Four years have passed since I first was introduced to war. Four years have dulled my memories, and the emotions connected with them have faded. Yet the urge to purge my mind of those unforgettable days that have since and forever influenced my attitude on life, to come to terms with the weight upon my conscience, still gnaws at the edge of my waking mind. Several times I have started and failed to complete this written record of my experience, having always dreaded the confrontation with painful remembrances and doubting whether my small part in the greater story constituted a portion much worth telling. In the twilight of my third deployment to Iraq, the personally held importance of doing so has not seemed to lessen. I know mine is not an uncommon story. I know that if I have suffered, I have not done so to any greater degree than many millions who have shared in the conflict since the war began in 2003, and certainly not more so than have the veterans of previous wars. There are many dead men whose stories deserve to be told more than mine. The triviality, the selfishness, of sharing my small role feels almost shameful. But I can no longer deny my compulsion to complete this task, to glean from the pages of my wartime journal a work worthy of preserving the memory of the lives destroyed around me. I hope as well that the peace I seek may come if I can at last give voice to my thoughts and account to myself, to whatever constitutes my feeling of the presence of God, and to the ghosts of war.
This is the story of my preliminary wartime experience. These are my memories of life as a member of one of the U.S. Army’s three-man tactical psychological operations teams (TPTs). While attached in support of the United States Marine Corps’ 3rd Battalion, 2nd Marines, and 3rd Battalion, 25th Marines, operating along the Euphrates river valley in western Iraq’s Anbar desert during the spring and summer of 2005, I witnessed what was at that time some of the most vicious counterinsurgency fighting of Operation Iraqi Freedom since Fallujah.

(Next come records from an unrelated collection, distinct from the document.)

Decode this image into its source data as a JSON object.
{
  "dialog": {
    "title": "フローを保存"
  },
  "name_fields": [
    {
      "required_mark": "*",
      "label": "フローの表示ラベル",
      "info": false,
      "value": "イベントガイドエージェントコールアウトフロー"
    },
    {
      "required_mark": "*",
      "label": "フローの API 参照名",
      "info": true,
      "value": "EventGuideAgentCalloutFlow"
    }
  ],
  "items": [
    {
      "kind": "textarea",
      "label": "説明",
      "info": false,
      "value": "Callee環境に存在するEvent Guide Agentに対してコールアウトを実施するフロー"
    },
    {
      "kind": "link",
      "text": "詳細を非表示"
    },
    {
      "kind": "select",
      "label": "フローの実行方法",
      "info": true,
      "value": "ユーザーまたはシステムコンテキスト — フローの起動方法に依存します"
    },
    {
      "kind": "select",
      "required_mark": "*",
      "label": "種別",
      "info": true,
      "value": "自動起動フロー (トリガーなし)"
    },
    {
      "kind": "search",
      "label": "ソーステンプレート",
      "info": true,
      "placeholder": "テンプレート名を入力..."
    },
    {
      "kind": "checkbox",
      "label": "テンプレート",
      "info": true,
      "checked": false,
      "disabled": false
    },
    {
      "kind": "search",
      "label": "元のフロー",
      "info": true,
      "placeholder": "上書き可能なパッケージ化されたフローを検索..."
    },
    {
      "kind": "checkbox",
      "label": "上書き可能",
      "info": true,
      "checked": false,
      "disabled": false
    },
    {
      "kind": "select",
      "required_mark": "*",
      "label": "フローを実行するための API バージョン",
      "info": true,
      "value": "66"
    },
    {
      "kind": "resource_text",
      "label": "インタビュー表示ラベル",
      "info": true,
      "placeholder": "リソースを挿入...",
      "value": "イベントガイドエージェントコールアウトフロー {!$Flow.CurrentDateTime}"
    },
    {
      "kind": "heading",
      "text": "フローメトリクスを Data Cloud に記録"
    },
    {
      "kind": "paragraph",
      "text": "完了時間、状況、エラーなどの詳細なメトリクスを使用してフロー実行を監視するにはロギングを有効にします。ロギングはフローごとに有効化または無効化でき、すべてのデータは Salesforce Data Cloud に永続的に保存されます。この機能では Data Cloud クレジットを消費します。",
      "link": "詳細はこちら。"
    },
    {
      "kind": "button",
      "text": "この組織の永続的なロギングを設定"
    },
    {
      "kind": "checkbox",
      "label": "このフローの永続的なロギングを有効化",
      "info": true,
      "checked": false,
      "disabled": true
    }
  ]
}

I do not claim to be a historian, or even to have been privy to the big picture of the war reserved for the generals and their staff. Nothing I did was heroic or changed the course of history or any battle. Mine was the perspective of a low-ranking sergeant, isolated from the media’s reports and influenced by the stresses of fatigue, fear, and moral uncertainty. Doubtless there are details in the collective record of the war’s participants I am unaware of or have forgotten. Others may remember the same events differently. Some things, as well, should frankly not be said. But as for the memories of one soldier who was there, what follows is what really happened.